O governo federal pretende iniciar em julho uma ampla revisão dos benefícios previdenciários concedidos pelo INSS, com o objetivo de conter gastos e equilibrar a proposta de orçamento de 2025. A expectativa é de uma economia de cerca de R$ 20 bilhões no próximo ano, com a suspensão de benefícios considerados indevidos.
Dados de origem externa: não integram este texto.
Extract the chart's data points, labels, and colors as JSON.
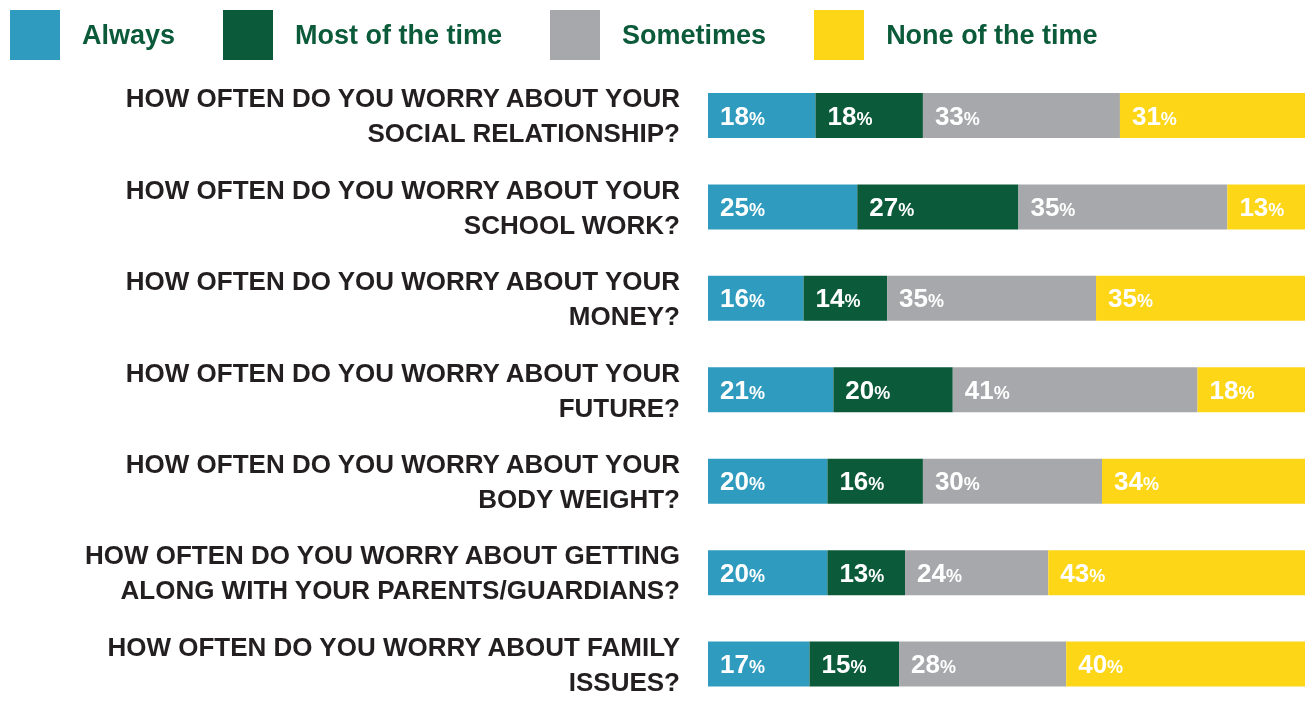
{
  "chart_data": {
    "type": "bar",
    "orientation": "horizontal",
    "stacked": true,
    "legend": "top",
    "tick_labels": "y",
    "xlim": [
      0,
      100
    ],
    "categories": [
      "HOW OFTEN DO YOU WORRY ABOUT YOUR SOCIAL RELATIONSHIP?",
      "HOW OFTEN DO YOU WORRY ABOUT YOUR SCHOOL WORK?",
      "HOW OFTEN DO YOU WORRY ABOUT YOUR MONEY?",
      "HOW OFTEN DO YOU WORRY ABOUT YOUR FUTURE?",
      "HOW OFTEN DO YOU WORRY ABOUT YOUR BODY WEIGHT?",
      "HOW OFTEN DO YOU WORRY ABOUT GETTING ALONG WITH YOUR PARENTS/GUARDIANS?",
      "HOW OFTEN DO YOU WORRY ABOUT FAMILY ISSUES?"
    ],
    "series": [
      {
        "name": "Always",
        "color": "#2e9bbf",
        "values": [
          18,
          25,
          16,
          21,
          20,
          20,
          17
        ],
        "value_labels": [
          "18%",
          "25%",
          "16%",
          "21%",
          "20%",
          "20%",
          "17%"
        ]
      },
      {
        "name": "Most of the time",
        "color": "#0b5a3a",
        "values": [
          18,
          27,
          14,
          20,
          16,
          13,
          15
        ],
        "value_labels": [
          "18%",
          "27%",
          "14%",
          "20%",
          "16%",
          "13%",
          "15%"
        ]
      },
      {
        "name": "Sometimes",
        "color": "#a7a8ab",
        "values": [
          33,
          35,
          35,
          41,
          30,
          24,
          28
        ],
        "value_labels": [
          "33%",
          "35%",
          "35%",
          "41%",
          "30%",
          "24%",
          "28%"
        ]
      },
      {
        "name": "None of the time",
        "color": "#fcd617",
        "values": [
          31,
          13,
          35,
          18,
          34,
          43,
          40
        ],
        "value_labels": [
          "31%",
          "13%",
          "35%",
          "18%",
          "34%",
          "43%",
          "40%"
        ]
      }
    ]
  }
}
Segundo a área econômica do governo, aproximadamente 1,3 milhão de beneficiários da Previdência Social serão convocados para a revisão. A medida se concentrará em benefícios como auxílio-doença, concedido há mais de um ano, e aposentadoria por invalidez, sem reavaliação há mais de dois anos.
A revisão do Benefício de Prestação Continuada (BPC), que atende idosos e pessoas com deficiência de baixa renda, ainda está em fase de cálculo e não deve começar em julho. Além disso, o governo manterá a revisão do Bolsa Família, especialmente para famílias unipessoais, cujo número cresceu durante a gestão do ex-presidente Jair Bolsonaro.
Para 2024, as despesas com Previdência, BPC e Bolsa Família somam R$ 1,2 trilhão. A revisão dos benefícios foi discutida em uma reunião entre o presidente Lula e os ministros Fernando Haddad (Fazenda), Simone Tebet (Planejamento), Esther Dweck (Gestão e Inovação em Serviços Públicos), Carlos Lupi (Previdência Social) e Wellington Dias (Desenvolvimento Social).
A avaliação da área econômica é que essas medidas abrirão espaço no orçamento de 2025 para acomodar as pressões de gastos com a própria Previdência. O secretário do Regime Geral de Previdência Social, Adroaldo Portal, afirmou que a reavaliação dos benefícios por incapacidade já concedidos tem previsão legal e destacou a intenção de incorporar essa atividade de modo permanente.
As reavaliações serão feitas mediante perícia médica, e a ausência do beneficiário pode resultar na suspensão do benefício. A lei isenta do exame apenas os aposentados por invalidez ou pensionistas inválidos com mais de 60 anos, ou com mais de 55 anos e 15 anos de benefício concedido.